问题
There are several posts about how to encode categorical data to Sklearn Decission trees, but from Sklearn documentation, we got these
Some advantages of decision trees are:
(...)
Able to handle both numerical and categorical data. Other techniques are usually specialised in analysing datasets that have only one type of variable. See algorithms for more information.
But running the following script
import pandas as pd
from sklearn.tree import DecisionTreeClassifier
data = pd.DataFrame()
data['A'] = ['a','a','b','a']
data['B'] = ['b','b','a','b']
data['C'] = [0, 0, 1, 0]
data['Class'] = ['n','n','y','n']
tree = DecisionTreeClassifier()
tree.fit(data[['A','B','C']], data['Class'])
outputs the following error:
Traceback (most recent call last):
File "<stdin>", line 1, in <module>
File "/usr/local/lib/python2.7/site-packages/sklearn/tree/tree.py", line 154, in fit
X = check_array(X, dtype=DTYPE, accept_sparse="csc")
File "/usr/local/lib/python2.7/site-packages/sklearn/utils/validation.py", line 377, in check_array
array = np.array(array, dtype=dtype, order=order, copy=copy)
ValueError: could not convert string to float: b
I know that in R it is possible to pass categorical data, with Sklearn, is it possible?
回答1:
Contrary to the accepted answer, I would prefer to use tools provided by Scikit-Learn for this purpose.

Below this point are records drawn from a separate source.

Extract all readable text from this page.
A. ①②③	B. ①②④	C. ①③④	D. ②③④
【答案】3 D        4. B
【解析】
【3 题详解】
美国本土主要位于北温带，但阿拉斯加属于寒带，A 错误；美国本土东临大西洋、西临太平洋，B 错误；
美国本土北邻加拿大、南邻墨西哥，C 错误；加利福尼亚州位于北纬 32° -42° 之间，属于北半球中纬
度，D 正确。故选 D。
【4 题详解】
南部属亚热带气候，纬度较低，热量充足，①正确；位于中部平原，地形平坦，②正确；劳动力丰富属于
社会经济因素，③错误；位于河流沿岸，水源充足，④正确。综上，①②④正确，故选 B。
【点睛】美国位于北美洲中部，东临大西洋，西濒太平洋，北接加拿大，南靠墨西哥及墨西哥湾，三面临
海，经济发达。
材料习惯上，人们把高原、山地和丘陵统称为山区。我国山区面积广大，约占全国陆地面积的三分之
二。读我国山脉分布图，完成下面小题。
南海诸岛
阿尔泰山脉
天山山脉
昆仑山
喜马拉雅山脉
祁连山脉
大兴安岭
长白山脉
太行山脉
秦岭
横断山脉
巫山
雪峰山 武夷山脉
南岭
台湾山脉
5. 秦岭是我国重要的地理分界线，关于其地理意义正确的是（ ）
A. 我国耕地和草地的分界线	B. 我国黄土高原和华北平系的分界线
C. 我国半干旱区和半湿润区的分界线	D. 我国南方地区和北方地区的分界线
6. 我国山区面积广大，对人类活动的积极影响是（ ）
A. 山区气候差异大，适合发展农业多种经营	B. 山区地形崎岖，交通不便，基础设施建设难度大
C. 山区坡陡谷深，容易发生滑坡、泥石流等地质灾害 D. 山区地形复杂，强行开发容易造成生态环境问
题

The main reason for doing so is that they can be easily integrated in a Pipeline.
Scikit-Learn itself provides very good classes to handle categorical data. Instead of writing your custom function, you should use LabelEncoder which is specially designed for this purpose.
Refer to the following code from the documentation:
from sklearn import preprocessing
le = preprocessing.LabelEncoder()
le.fit(["paris", "paris", "tokyo", "amsterdam"])
le.transform(["tokyo", "tokyo", "paris"])
This automatically encodes them into numbers for your machine learning algorithms. Now this also supports going back to strings from integers. You can do this by simply calling inverse_transform
as follows:
list(le.inverse_transform([2, 2, 1]))
This would return ['tokyo', 'tokyo', 'paris']
.
Also note that for many other classifiers, apart from decision trees, such as logistic regression or SVM, you would like to encode your categorical variables using One-Hot encoding. Scikit-learn supports this as well through the OneHotEncoder class.
Hope this helps!
回答2:
(This is just a reformat of my comment above from 2016...it still holds true.)
The accepted answer for this question is misleading.
As it stands, sklearn decision trees do not handle categorical data - see issue #5442.
The recommended approach of using Label Encoding converts to integers which the DecisionTreeClassifier()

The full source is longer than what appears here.